# 7 weeks for WW



## monkerz (Jun 24, 2008)

I am at 54 days into Flowering with my White Widow. From what I read, WW needs 65 or so days before its good to harvest. 

Here is a picture from my cell phone, so not the best quality. 

The part I am confused about is am I to wait until they are all cloudy or when some of them turn a amber color?


----------



## ChatNoir (Jun 24, 2008)

Partially cloudy is more of a head high, amber is body high...
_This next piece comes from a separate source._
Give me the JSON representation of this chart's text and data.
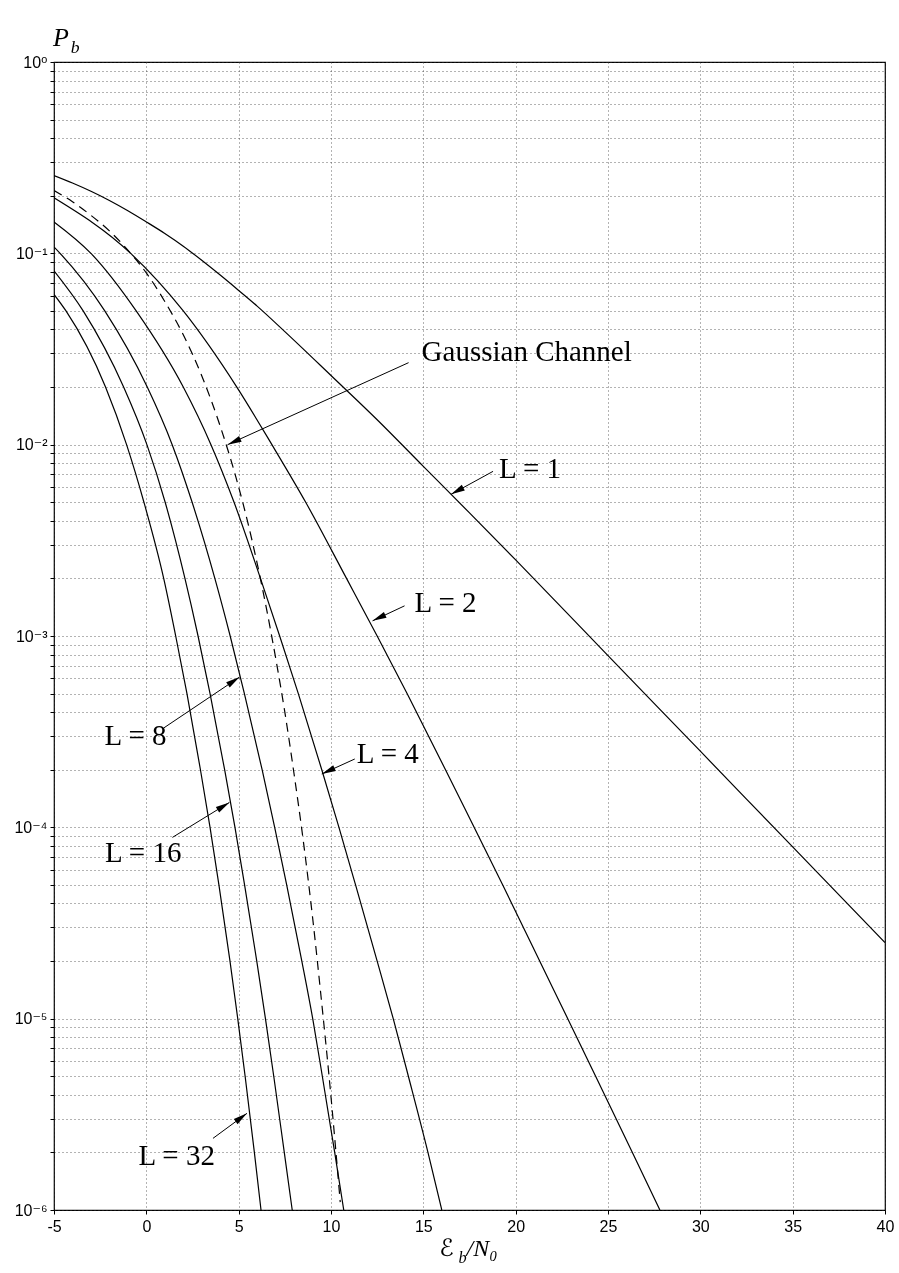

I though 7 Weeks for World War and was actually happy...


----------



## monkerz (Jun 24, 2008)

Cornellius said:
			
		

> I though 7 Weeks for World War and was actually happy...



lol


----------



## HippyInEngland (Jun 24, 2008)

Clever idea using a jewellers loupe as an aid, the days of flowering alter drasically with every grower, the days quoted are for optimum setups, you have good trich's showing, so forget all the dates and days, the trich's are now your clock, and your only clock, milky trich's give a soft good healthy active mind high with energy, amber is heavy heavy high where you sit and dont blink for 3 hours, 50/50 of each is a mix of each, its your call


----------



## Aurora_Indicas_Dad (Jun 24, 2008)

i thaught white widow was a 9-10 week flowering strain.i thaught i read that  giving it that extra week or whatever will do wonders...am i mistaken?-


----------



## ChatNoir (Jun 24, 2008)

Aurora_Indicas_Dad said:
			
		

> i thaught white widow was a 9-10 week flowering strain.i thaught i read that  giving it that extra week or whatever will do wonders...am i mistaken?-



The best way is to observe trichomes, theoretical numbers are prone to be effected by outside factors such as heat, light, nuitrients...


----------



## CasualGrower (Jun 24, 2008)

:yeahthat:


----------